Wednesday, November 16, 2005

There's no such thing as cyberspace.

Analog Sky
Analog Sky,
by Corporal Tunnel.
"The sky above the port was the color of television, tuned to a dead channel." - Neuromancer, by William Gibson


William Gibson was wrong (whew). It turns out that there's no such thing as cyberspace.

A few things collided in my mind recently. One: I've been reading this report: Pew Internet & American Life Project Report: Teen Content Creators and Consumers. Two: Last Saturday night I had a conversation with friend of a friend a party about the isolation and impersonality (did I just make up a word?) of "cyberspace". And three: I have this meme I inherited from I know not where: "Always-on Relationships."

Obviously, as a civilization, we're still processing, just beginning really, to feel the impact of the expansion of our network beyond physical space. We're still updating our idea of what community is, what workplace, education, conversation is, in this new environment. Those who are going through the process of change marvel at the young ones who had no such preconceptions, and seem to stretch effortlessly past the old boundaries. I love the idea of "social networks" because it contains within it the recognition that "the net", at least the human part, has always existed. Instead of having only light and sound waves as the communication protocol, now it also includes IP and those things we've built on top.

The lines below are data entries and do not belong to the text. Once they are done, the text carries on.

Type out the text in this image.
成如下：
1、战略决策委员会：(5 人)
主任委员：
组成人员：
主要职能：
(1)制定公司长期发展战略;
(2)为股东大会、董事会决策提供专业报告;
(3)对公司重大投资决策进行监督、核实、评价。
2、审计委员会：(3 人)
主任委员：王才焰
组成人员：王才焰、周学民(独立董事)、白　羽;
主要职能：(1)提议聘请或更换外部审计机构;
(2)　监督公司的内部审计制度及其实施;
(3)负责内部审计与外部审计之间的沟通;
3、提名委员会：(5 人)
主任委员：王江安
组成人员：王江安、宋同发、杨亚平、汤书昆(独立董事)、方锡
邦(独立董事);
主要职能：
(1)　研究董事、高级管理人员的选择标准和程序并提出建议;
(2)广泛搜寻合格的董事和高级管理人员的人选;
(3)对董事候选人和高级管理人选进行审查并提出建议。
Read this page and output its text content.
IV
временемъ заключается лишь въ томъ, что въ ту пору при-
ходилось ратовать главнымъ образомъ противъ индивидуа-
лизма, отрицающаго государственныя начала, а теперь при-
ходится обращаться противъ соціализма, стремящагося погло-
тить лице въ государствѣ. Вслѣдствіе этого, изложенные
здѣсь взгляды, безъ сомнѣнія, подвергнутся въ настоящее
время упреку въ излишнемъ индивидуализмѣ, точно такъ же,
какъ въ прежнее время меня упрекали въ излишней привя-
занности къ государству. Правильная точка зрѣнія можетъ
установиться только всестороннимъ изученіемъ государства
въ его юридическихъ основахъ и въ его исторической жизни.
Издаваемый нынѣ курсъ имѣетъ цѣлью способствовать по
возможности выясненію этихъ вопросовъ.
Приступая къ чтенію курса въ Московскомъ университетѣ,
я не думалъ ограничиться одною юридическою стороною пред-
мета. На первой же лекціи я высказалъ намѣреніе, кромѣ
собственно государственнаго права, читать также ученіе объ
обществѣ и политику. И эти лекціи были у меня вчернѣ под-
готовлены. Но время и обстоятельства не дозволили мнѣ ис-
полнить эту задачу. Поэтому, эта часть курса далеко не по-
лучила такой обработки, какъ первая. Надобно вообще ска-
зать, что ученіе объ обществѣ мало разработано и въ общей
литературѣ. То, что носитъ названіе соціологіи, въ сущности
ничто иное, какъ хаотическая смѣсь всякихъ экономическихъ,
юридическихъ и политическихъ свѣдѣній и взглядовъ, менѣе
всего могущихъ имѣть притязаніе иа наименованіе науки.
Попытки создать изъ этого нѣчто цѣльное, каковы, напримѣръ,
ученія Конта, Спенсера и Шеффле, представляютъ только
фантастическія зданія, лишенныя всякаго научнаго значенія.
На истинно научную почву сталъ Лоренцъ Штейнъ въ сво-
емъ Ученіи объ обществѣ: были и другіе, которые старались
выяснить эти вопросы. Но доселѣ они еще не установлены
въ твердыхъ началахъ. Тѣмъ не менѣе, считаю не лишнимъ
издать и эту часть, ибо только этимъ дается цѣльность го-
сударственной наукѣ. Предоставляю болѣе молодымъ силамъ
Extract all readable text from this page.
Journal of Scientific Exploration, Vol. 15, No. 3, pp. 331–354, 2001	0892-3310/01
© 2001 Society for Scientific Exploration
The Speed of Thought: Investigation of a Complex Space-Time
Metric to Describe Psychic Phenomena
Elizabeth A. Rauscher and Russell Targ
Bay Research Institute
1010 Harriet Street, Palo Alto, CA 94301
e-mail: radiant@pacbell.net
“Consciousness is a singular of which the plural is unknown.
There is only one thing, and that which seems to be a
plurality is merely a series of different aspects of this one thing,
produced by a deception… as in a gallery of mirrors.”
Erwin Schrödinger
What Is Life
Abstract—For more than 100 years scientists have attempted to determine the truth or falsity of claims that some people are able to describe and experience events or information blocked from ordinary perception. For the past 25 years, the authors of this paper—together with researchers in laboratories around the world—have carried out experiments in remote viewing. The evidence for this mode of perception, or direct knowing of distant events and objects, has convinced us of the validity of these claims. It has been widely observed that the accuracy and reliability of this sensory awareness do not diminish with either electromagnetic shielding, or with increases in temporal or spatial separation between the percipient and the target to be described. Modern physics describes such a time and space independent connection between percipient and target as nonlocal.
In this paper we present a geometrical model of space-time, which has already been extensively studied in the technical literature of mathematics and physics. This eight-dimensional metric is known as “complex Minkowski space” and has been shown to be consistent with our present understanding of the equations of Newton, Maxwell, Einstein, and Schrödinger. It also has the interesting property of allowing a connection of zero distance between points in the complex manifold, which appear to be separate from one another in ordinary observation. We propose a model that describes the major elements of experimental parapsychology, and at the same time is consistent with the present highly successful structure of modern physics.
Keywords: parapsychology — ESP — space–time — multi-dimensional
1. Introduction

Some interesting tidbits from the Pew report:
  • 40% of online kids who live in cities remix and mash original creations out of the web
  • 38% of all online teens say they read blogs, and 62% of those say they only read blogs of people inside their social network
  • 57% of internet-using teens and 50% of teens overall (representing 12M US youth) self-publish on the internet
  • 90% of kids who blog, and 72% of those who don't, use IM to communicate with their friends, and 55%/35% use SMS (I'm guessing this is different in Europe)
That doesn't sound very isolating and impersonal. It sounds like conversation. I can't remember where I first heard the term "always-on relationships". I could be that I inherited this meme from the writings of Philip E. Agre, from the Department of Information Studies at UCLA, who wrote, among many other things, two papers which I highly recommend you read: Cyberspace as American Culture and The Market Logic of Information. I find very compelling the idea that we beginning to see a generation that has not grown up with the idea of the internet as a separate "cyberspace", but instead experiences it as an aspect of the environment in which they live; another channel alongside "real space", only with different characteristics. The Internet as a technology, without the ideology of cyberspace.